Part of me needed to go back to school, to be among colleagues who surely would know what to do if something as terrifying as what happened at Sandy Hook were to unfold in our building.
I needed to get back to business as usual. I had papers to return and my 7th graders were scheduled to sit for an in class essay.
As usual, I left before it was light out and pulled into my unofficial spot in Lot # 1. And as usual, only one other car–a Camry belonging to my humanities counterpart– was parked at our end of the lot. So far, so good.
That’s when, for a split second, I hesitated before opening my car door. I didn’t expect that.
Crazy, I told myself. This has been business as usual for the past ten years. This is our school on a pastoral campus where deer and wild turkeys are the biggest distractions. Our grounds are the envy of my teacher friends: a pool, manicured shrubbery, several playgrounds. Our building is airy and open.
Crazy to be scared. Then again, maybe not.
With fresh eyes, I scanned the wooded area surrounding the building. I lost count trying to enumerate the doors that bring people into the building. I thought about the wall I share with the Spanish classes and remembered the door joining the two classrooms that has never, in ten years, been locked.
Then I thought about those 20 first graders and their teachers.
Nothing in school will ever be the same. Not yesterday. Not today. Not tomorrow. Not ever.
There is apprehension in our building and yes, there is also fear. We are fumbling with keys and, even though it is inconvenient, we are keeping our classroom doors closed and locked. People are staking out safe spots in our corridor. “The teachers’ bathrooms with the deadbolt locks are the best places to take your kids, if you can get there.” And it is true. You could squeeze a lot of kids into each one of those four restrooms.
But I look around my classroom and there really are no other places to hide, no closets, nowhere to become invisible. Because a school is not meant to be a place to hide. A school is where every kid should feel happy and proud and above all else, safe.

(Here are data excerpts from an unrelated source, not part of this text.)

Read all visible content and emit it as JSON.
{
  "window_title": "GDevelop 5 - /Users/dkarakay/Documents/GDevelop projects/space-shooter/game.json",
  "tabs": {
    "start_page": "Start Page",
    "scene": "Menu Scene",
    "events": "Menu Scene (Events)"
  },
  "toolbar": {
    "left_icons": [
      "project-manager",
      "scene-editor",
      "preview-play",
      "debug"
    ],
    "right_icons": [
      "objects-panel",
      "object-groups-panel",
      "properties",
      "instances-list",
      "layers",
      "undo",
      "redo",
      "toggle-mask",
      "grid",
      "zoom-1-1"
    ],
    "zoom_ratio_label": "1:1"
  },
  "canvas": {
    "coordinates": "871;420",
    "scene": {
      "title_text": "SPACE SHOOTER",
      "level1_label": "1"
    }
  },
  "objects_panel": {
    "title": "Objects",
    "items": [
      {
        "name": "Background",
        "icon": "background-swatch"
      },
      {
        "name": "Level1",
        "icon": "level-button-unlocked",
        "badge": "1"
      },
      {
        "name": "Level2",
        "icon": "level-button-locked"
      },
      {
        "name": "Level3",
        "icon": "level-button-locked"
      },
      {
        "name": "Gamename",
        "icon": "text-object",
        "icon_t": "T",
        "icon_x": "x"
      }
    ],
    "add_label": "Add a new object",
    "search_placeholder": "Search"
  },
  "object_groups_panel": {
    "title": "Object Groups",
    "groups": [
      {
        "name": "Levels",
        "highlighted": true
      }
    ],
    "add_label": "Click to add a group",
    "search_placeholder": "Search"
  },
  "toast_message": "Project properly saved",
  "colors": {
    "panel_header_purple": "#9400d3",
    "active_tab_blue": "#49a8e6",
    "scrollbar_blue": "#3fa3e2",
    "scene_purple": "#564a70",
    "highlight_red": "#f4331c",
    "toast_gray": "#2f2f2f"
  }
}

A school is where a child experiences the exhilaration of reading a chapter book or doing ten jumping jacks without stopping. A school is where kids can take the stage together and belt out the middle school rendition of The Good Life. A school is where everyone can wear pajamas on Spirit Day. A school is where the biggest worry of the day should be about too much homework and a jammed locker.
Some people say the answer is to arm teachers. Seriously? Would target practice then become part our new APPR agreement? Guess I will have to be satisfied with an ineffective in that domain.
When the Newtown teachers and their kids return to school, it will never be business as usual. But it will be an act of monumental courage to reestablish a new routine.